Geography
- Location: Redland City, Cleveland, Queensland, Australia
- Coordinates: 27°32′25.12″S 153°15′06.60″E﻿ / ﻿27.5403111°S 153.2518333°E

Organisation
- Type: District General
- Network: Queensland Health

Links
- Website: metrosouth.health.qld.gov.au/redland-hospital
- Lists: Hospitals in Australia

= Redland Hospital =

Redland Hospital is a public hospital, located in Redland City, Queensland, Australia. Its address is Weippin Street, Cleveland. The hospital provides emergency, general medical, surgical and obstetric services. Administratively, the hospital is part of the Metro South Health Service District.

Redland Hospital opened on 30 June 1987. As of October 2018, the Hospital employs approximately 900 staff operating 172 beds.

In late 2014, it was announced the hospital would receive $3 million in funding for various upgrades and maintenance.

The 60-bed Mater Private Hospital Redland, the Redland Health Service Centre and Redland Residential Care are also on site.

==Services==
General hospital services available here include acute medical, surgical, emergency services, mental health, rehabilitation, women & birthing, orthopaedics and pediatrics.

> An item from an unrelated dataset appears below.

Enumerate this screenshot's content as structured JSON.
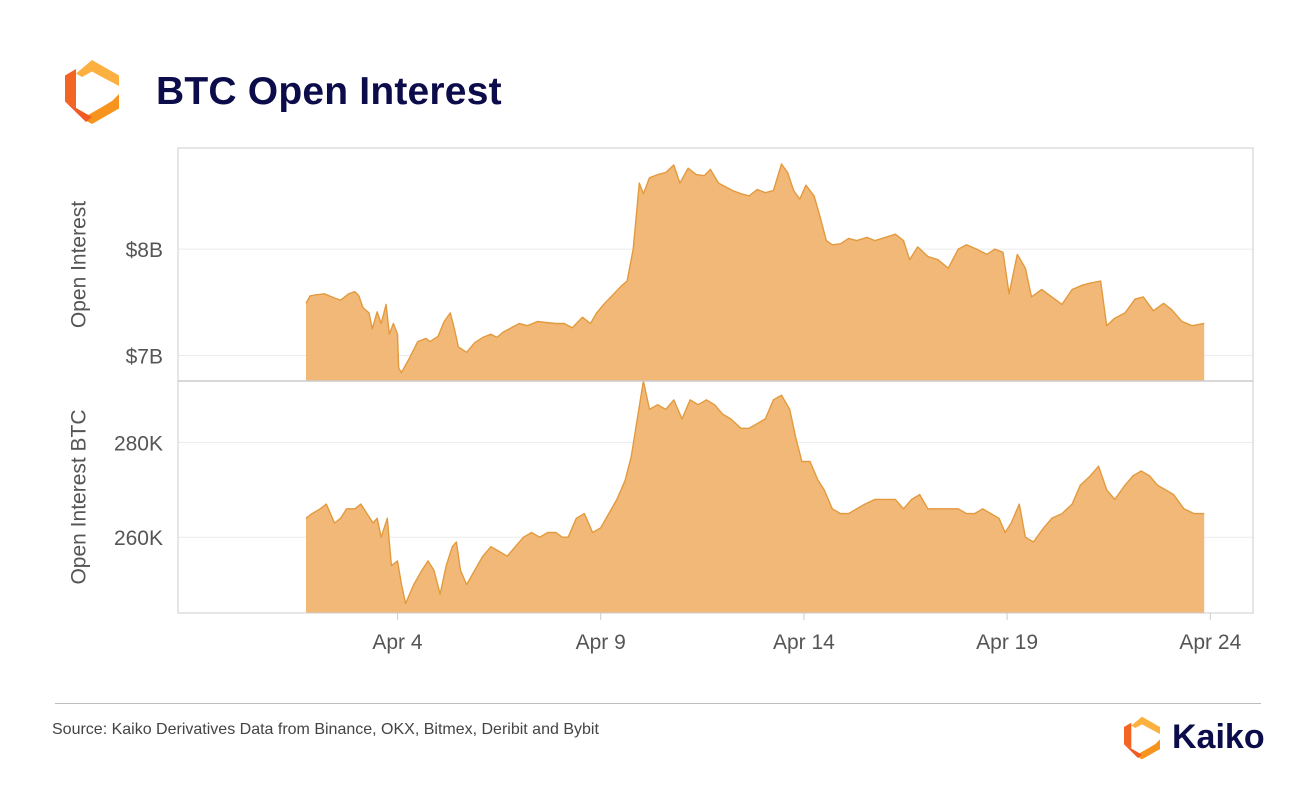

Allied health services include medical imaging, physiotherapy, speech pathology, podiatry, occupational therapy and social work.

The hospital also provides specialist services including dermatology, gynaecology, pediatrics, cardiology, endocrinology, medicine, urology, respiratory, gastroenterology and neurology.

An expansion of the hospital is currently under development (as of 2022) which will include a new intensive care unit, additional beds, and refurbishment of existing areas.

===Clinical Support Services===
Anaesthetics, Pharmacy, Pathology, Diagnostic Radiology/Medical Imaging.

===Integrated Community and Hospital Services===
Mental Health, Family Health Protection Services, Drug and Alcohol Services, Geriatrics/Aged Care, Health Promotion, HIV/AIDS, Palliative Care, Rehabilitation, Sexual Assault Services, Indigenous Health Services, Women's Health and Oral Health, Breastscreening, Redland Residential Care.